Моя новая кожаная куртка привела в восторг maman и вызвала чувство жуткой зависти у друзей.
— Только вечером по поселку не ходи в ней! — хмуро посоветовал Андрюха. — Снимут враз! По голове сзади зарядят, пикнуть не успеешь.
При этом он прищурил левый глаз, словно прицеливаясь, как будто уже собрался «заряжать» сам.
Он только что вернулся из Москвы, радостный и довольный, как и его мать. Еще бы! Диагноз не подтвердился. Врачи только разводили руками — нету диабета…
— А где твои «Ли»? — спросил Мишка. — Которые мы пошили?
— В стирке, — хмуро ответил я и соврал. — Упал в них неудачно. И батник испачкал и порвал, и джинсы изгваздал. Обидно!
— Еще бы, — согласился Андрюха. — За батник-то сколько отдал?
— Четвертной и первый раз надел. Прикинь?
— А куртяк где срубил?
— Случайно сегодня в ЦУМе выбросили, — соврал я, — а я рядом оказался. Всего 80 рублей.
— Класс! — согласился Андрей.
Мишка молчал, загадочно хмыкая.

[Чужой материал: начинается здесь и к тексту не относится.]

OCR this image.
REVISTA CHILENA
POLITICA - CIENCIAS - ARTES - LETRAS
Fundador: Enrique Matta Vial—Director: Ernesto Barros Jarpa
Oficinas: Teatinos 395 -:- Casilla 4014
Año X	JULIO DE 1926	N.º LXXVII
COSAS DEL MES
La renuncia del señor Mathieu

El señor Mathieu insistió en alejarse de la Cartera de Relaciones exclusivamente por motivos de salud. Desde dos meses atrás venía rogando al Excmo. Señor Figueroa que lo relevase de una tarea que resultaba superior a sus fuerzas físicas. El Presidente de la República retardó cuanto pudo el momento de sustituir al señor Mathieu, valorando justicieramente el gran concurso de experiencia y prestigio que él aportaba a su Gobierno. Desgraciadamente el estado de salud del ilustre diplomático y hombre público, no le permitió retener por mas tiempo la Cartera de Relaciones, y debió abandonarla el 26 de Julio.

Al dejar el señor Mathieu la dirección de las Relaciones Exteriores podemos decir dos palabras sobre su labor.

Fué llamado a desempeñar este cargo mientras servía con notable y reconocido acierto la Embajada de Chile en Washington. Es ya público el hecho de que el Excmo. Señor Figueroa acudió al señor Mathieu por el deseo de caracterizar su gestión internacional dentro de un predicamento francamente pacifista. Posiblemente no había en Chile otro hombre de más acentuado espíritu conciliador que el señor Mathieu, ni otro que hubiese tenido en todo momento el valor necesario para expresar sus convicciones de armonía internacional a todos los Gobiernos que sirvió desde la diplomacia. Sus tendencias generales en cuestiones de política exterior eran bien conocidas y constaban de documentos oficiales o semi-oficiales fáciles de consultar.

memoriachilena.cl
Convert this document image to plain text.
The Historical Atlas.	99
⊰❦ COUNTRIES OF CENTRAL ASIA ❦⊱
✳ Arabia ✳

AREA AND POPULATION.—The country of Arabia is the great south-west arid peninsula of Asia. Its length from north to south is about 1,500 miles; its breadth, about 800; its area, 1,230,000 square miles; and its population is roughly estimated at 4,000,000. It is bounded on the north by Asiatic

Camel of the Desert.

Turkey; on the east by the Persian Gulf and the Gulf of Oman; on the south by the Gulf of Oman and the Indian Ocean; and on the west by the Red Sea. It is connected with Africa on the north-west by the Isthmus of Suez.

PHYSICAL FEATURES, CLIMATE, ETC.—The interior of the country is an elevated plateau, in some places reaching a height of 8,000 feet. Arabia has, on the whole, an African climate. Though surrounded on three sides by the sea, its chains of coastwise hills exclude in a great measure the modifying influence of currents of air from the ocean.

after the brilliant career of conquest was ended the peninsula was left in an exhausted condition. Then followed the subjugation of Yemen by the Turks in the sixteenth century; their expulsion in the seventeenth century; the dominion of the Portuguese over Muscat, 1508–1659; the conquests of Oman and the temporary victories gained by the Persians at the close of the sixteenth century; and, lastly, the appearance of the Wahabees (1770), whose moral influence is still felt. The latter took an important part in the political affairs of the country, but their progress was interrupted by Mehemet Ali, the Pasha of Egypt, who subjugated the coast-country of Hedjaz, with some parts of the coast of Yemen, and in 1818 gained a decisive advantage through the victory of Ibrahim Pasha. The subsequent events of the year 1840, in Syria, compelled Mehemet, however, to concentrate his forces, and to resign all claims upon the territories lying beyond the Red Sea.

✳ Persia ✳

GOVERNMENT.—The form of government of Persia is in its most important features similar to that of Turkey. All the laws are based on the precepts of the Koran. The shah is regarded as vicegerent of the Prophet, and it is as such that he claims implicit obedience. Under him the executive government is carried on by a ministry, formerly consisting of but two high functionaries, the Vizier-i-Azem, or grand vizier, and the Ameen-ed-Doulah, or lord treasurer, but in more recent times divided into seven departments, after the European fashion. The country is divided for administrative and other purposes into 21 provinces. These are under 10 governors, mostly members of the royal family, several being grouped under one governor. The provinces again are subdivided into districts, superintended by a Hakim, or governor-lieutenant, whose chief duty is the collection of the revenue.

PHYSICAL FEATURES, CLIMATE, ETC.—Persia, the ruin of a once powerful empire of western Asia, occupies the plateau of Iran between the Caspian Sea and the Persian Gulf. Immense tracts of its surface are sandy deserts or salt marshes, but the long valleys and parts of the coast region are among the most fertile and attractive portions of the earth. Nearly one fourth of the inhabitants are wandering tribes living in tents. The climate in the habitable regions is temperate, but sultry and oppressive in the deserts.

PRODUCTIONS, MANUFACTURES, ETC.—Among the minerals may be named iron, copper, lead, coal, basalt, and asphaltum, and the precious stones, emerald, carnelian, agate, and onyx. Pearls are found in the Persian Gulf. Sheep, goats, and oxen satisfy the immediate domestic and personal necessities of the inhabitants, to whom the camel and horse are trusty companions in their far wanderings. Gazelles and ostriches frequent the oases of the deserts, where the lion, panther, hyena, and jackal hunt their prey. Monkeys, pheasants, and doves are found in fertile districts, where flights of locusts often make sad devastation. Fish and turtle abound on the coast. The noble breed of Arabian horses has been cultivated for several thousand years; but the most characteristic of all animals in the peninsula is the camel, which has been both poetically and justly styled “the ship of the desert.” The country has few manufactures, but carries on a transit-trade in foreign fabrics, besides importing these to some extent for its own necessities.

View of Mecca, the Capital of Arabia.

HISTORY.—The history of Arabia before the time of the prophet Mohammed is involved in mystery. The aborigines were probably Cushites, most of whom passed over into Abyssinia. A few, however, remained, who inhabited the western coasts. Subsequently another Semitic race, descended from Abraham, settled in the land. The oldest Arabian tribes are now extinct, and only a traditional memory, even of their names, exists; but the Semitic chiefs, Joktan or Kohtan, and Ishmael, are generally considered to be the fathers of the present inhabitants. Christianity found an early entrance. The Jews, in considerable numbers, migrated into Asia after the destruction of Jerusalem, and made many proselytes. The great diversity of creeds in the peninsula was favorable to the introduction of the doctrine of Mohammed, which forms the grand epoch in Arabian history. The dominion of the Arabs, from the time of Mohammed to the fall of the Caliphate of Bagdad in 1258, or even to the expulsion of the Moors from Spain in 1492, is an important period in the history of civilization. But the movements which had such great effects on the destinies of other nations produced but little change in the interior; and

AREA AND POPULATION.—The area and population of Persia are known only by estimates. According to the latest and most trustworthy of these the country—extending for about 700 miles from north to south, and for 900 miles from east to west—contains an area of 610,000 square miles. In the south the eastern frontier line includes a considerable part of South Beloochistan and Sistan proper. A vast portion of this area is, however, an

Наверное, догадался, про какой «ЦУМ» я говорил. Мы дошли до клуба, посмотрели афишу. Сегодня вечером в клубе объявлен показ мелодрамы «Любовь моя. Печаль моя», производства СССР-Турция.
Мишка мрачно выдал:
— Пойдём, всплакнём?
— Пойдём, только домой, — отозвался Андрюха.
— То-то они на остановке афишу не выставили, — заметил я.
— Выставили, — возразил Андрюха. — Только наверняка народ сразу сорвал.
Сначала проводили Андрея, потом Мишку. С ним я посидел на лавке недалеко от его дома. Мишка закурил, традиционно спросив у меня:
— Будешь?
Я так же традиционно отмахнулся:
— Нет!
— Андрэ какой довольный ходит, — задумчиво выдал Мишаня после очередной затяжки. — Хорошо ты с ним…
Он ткнул рукой в куртку:
— Фарца?
— Фарца! — согласился я. — Двести.
— Нормально, недорого…
Домой я шел в гордом одиночестве. У самого подъезда меня рванули за рукав:
— Э, пацан, не спеши!
Мысленно в очередной раз обругал себя за отсутствие предусмотрительности и одновременно наложил «каменную кожу». Обернулся. Передо мной стоял давешний парнишка, которого шуганула тётя Маша. Какая-то крысиная мордочка — мелкие глазенки, острый длинный нос, узкие губы, над ними узенькая щеточка усиков.
По возрасту лет 20, ниже меня ростом и какой-то невзрачно дохлый. Про таких говорят, мол, «соплей перешибешь». Но вот вел он себя непонятно вызывающе. И вертлявый какой-то.
— Слышь, пацан, не торопись! — он цыкнул и демонстративно сплюнул мне под ноги. — С тобой уважаемые люди поговорить хотят.
Я сдернул его руку с плеча, завернул её ему за спину, рванул вверх. Парнишка взвыл, заорал:
— Ты что делаешь, гад? Отпусти, больно!
Я ударил его в сгиб колена сзади. Он рухнул на колени.
— Кто тебя послал? Говори!
— Задолбал ты! — парень чуть не плакал. — С тобой по-хорошему встретиться хотят, поговорить! Чё ты творишь-то, гад?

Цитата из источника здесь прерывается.